Former U.S. spy agency contractor Edward Snowden has been awarded Sweden’s Right Livelihood Honorary Award, often referred to as the ‘Alternative Nobel Prize’, for his work on press freedom, the award’s foundation said on Wednesday.
Snowden is wanted by the United States for leaking extensive secrets of its electronic surveillance programs and lives in Russia where he has a three-year residence permit.
The Right Livelihood Award Foundation said Snowden was given the prize “for his courage and skill in revealing the unprecedented extent of state surveillance violating basic democratic processes and constitutional rights.”
He shares the award with Alan Rusbridger, editor-in-chief of the British newspaper The Guardian, with whom he collaborated to publish his revelations on the U.S. National Security Agency (NSA), the foundation said in a statement.
It also said it would fund legal support for Snowden.
Snowden, who fled to Hong Kong and then Moscow last year, is believed to have taken 1.7 million computerized documents.

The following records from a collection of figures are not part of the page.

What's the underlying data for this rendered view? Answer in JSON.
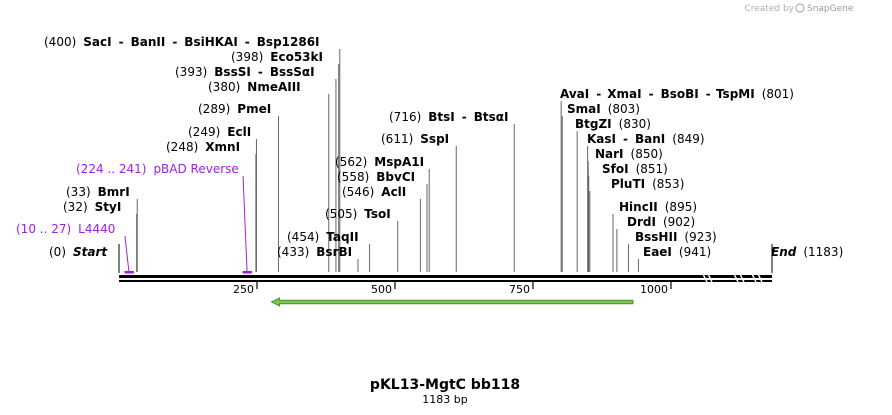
{
  "app": {
    "credit_prefix": "Created by",
    "credit_brand": "SnapGene"
  },
  "map": {
    "name": "pKL13-MgtC bb118",
    "length_label": "1183 bp",
    "length": 1183,
    "tick_labels": [
      "250",
      "500",
      "750",
      "1000"
    ],
    "tick_positions": [
      250,
      500,
      750,
      1000
    ]
  },
  "rows": [
    {
      "id": "sac",
      "items": [
        {
          "t": "(400)",
          "s": "n"
        },
        {
          "t": "SacI",
          "s": "b",
          "p": 400
        },
        {
          "t": "-",
          "s": "b"
        },
        {
          "t": "BanII",
          "s": "b",
          "p": 400
        },
        {
          "t": "-",
          "s": "b"
        },
        {
          "t": "BsiHKAI",
          "s": "b",
          "p": 400
        },
        {
          "t": "-",
          "s": "b"
        },
        {
          "t": "Bsp1286I",
          "s": "b",
          "p": 400
        }
      ]
    },
    {
      "id": "eco",
      "items": [
        {
          "t": "(398)",
          "s": "n"
        },
        {
          "t": "Eco53kI",
          "s": "b",
          "p": 398
        }
      ]
    },
    {
      "id": "bss",
      "items": [
        {
          "t": "(393)",
          "s": "n"
        },
        {
          "t": "BssSI",
          "s": "b",
          "p": 393
        },
        {
          "t": "-",
          "s": "b"
        },
        {
          "t": "BssSαI",
          "s": "b",
          "p": 393
        }
      ]
    },
    {
      "id": "nme",
      "items": [
        {
          "t": "(380)",
          "s": "n"
        },
        {
          "t": "NmeAIII",
          "s": "b",
          "p": 380
        }
      ]
    },
    {
      "id": "pme",
      "items": [
        {
          "t": "(289)",
          "s": "n"
        },
        {
          "t": "PmeI",
          "s": "b",
          "p": 289
        }
      ]
    },
    {
      "id": "btsi",
      "items": [
        {
          "t": "(716)",
          "s": "n"
        },
        {
          "t": "BtsI",
          "s": "b",
          "p": 716
        },
        {
          "t": "-",
          "s": "b"
        },
        {
          "t": "BtsαI",
          "s": "b",
          "p": 716
        }
      ]
    },
    {
      "id": "ava",
      "items": [
        {
          "t": "AvaI",
          "s": "b",
          "p": 801
        },
        {
          "t": "-",
          "s": "b"
        },
        {
          "t": "XmaI",
          "s": "b",
          "p": 801
        },
        {
          "t": "-",
          "s": "b"
        },
        {
          "t": "BsoBI",
          "s": "b",
          "p": 801
        },
        {
          "t": "-",
          "s": "b"
        },
        {
          "t": "TspMI",
          "s": "b",
          "p": 801
        },
        {
          "t": "(801)",
          "s": "n"
        }
      ]
    },
    {
      "id": "sma",
      "items": [
        {
          "t": "SmaI",
          "s": "b",
          "p": 803
        },
        {
          "t": "(803)",
          "s": "n"
        }
      ]
    },
    {
      "id": "btg",
      "items": [
        {
          "t": "BtgZI",
          "s": "b",
          "p": 830
        },
        {
          "t": "(830)",
          "s": "n"
        }
      ]
    },
    {
      "id": "kas",
      "items": [
        {
          "t": "KasI",
          "s": "b",
          "p": 849
        },
        {
          "t": "-",
          "s": "b"
        },
        {
          "t": "BanI",
          "s": "b",
          "p": 849
        },
        {
          "t": "(849)",
          "s": "n"
        }
      ]
    },
    {
      "id": "nar",
      "items": [
        {
          "t": "NarI",
          "s": "b",
          "p": 850
        },
        {
          "t": "(850)",
          "s": "n"
        }
      ]
    },
    {
      "id": "sfo",
      "items": [
        {
          "t": "SfoI",
          "s": "b",
          "p": 851
        },
        {
          "t": "(851)",
          "s": "n"
        }
      ]
    },
    {
      "id": "plu",
      "items": [
        {
          "t": "PluTI",
          "s": "b",
          "p": 853
        },
        {
          "t": "(853)",
          "s": "n"
        }
      ]
    },
    {
      "id": "ecli",
      "items": [
        {
          "t": "(249)",
          "s": "n"
        },
        {
          "t": "EclI",
          "s": "b",
          "p": 249
        }
      ]
    },
    {
      "id": "xmn",
      "items": [
        {
          "t": "(248)",
          "s": "n"
        },
        {
          "t": "XmnI",
          "s": "b",
          "p": 248
        }
      ]
    },
    {
      "id": "mspa",
      "items": [
        {
          "t": "(562)",
          "s": "n"
        },
        {
          "t": "MspA1I",
          "s": "b",
          "p": 562
        }
      ]
    },
    {
      "id": "bbv",
      "items": [
        {
          "t": "(558)",
          "s": "n"
        },
        {
          "t": "BbvCI",
          "s": "b",
          "p": 558
        }
      ]
    },
    {
      "id": "acl",
      "items": [
        {
          "t": "(546)",
          "s": "n"
        },
        {
          "t": "AclI",
          "s": "b",
          "p": 546
        }
      ]
    },
    {
      "id": "tso",
      "items": [
        {
          "t": "(505)",
          "s": "n"
        },
        {
          "t": "TsoI",
          "s": "b",
          "p": 505
        }
      ]
    },
    {
      "id": "ssp",
      "items": [
        {
          "t": "(611)",
          "s": "n"
        },
        {
          "t": "SspI",
          "s": "b",
          "p": 611
        }
      ]
    },
    {
      "id": "pbad",
      "items": [
        {
          "t": "(224 .. 241)",
          "s": "p"
        },
        {
          "t": "pBAD Reverse",
          "s": "p",
          "p": 232
        }
      ]
    },
    {
      "id": "bmr",
      "items": [
        {
          "t": "(33)",
          "s": "n"
        },
        {
          "t": "BmrI",
          "s": "b",
          "p": 33
        }
      ]
    },
    {
      "id": "sty",
      "items": [
        {
          "t": "(32)",
          "s": "n"
        },
        {
          "t": "StyI",
          "s": "b",
          "p": 32
        }
      ]
    },
    {
      "id": "l4440",
      "items": [
        {
          "t": "(10 .. 27)",
          "s": "p"
        },
        {
          "t": "L4440",
          "s": "p",
          "p": 18
        }
      ]
    },
    {
      "id": "hinc",
      "items": [
        {
          "t": "HincII",
          "s": "b",
          "p": 895
        },
        {
          "t": "(895)",
          "s": "n"
        }
      ]
    },
    {
      "id": "drd",
      "items": [
        {
          "t": "DrdI",
          "s": "b",
          "p": 902
        },
        {
          "t": "(902)",
          "s": "n"
        }
      ]
    },
    {
      "id": "bssh",
      "items": [
        {
          "t": "BssHII",
          "s": "b",
          "p": 923
        },
        {
          "t": "(923)",
          "s": "n"
        }
      ]
    },
    {
      "id": "taq",
      "items": [
        {
          "t": "(454)",
          "s": "n"
        },
        {
          "t": "TaqII",
          "s": "b",
          "p": 454
        }
      ]
    },
    {
      "id": "bsrb",
      "items": [
        {
          "t": "(433)",
          "s": "n"
        },
        {
          "t": "BsrBI",
          "s": "b",
          "p": 433
        }
      ]
    },
    {
      "id": "eae",
      "items": [
        {
          "t": "EaeI",
          "s": "b",
          "p": 941
        },
        {
          "t": "(941)",
          "s": "n"
        }
      ]
    },
    {
      "id": "start",
      "items": [
        {
          "t": "(0)",
          "s": "n"
        },
        {
          "t": "Start",
          "s": "i",
          "p": 0
        }
      ]
    },
    {
      "id": "end",
      "items": [
        {
          "t": "End",
          "s": "i",
          "p": 1183
        },
        {
          "t": "(1183)",
          "s": "n"
        }
      ]
    }
  ],
  "features": [
    {
      "name": "L4440",
      "start": 10,
      "end": 27,
      "color": "#a020e0"
    },
    {
      "name": "pBAD Reverse",
      "start": 224,
      "end": 241,
      "color": "#a020e0"
    }
  ],
  "orf": {
    "start": 300,
    "end": 940,
    "direction": "reverse",
    "color": "#7ec850",
    "edge": "#4a9020"
  },
  "colors": {
    "backbone": "#000000",
    "lines": "#666666",
    "primer": "#a020e0"
  }
}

Those published so far revealed massive programs run by the NSA that gathered information on emails, phone calls and Internet use by hundreds of millions of Americans.
Snowden was charged last year in the United States with theft of government property, unauthorized communication of national defense information and wilful communication of classified intelligence to an unauthorized person.
The Right Livelihood Award was established in 1980 to honor and support those “offering practical and exemplary answers to the most urgent challenges facing us today”.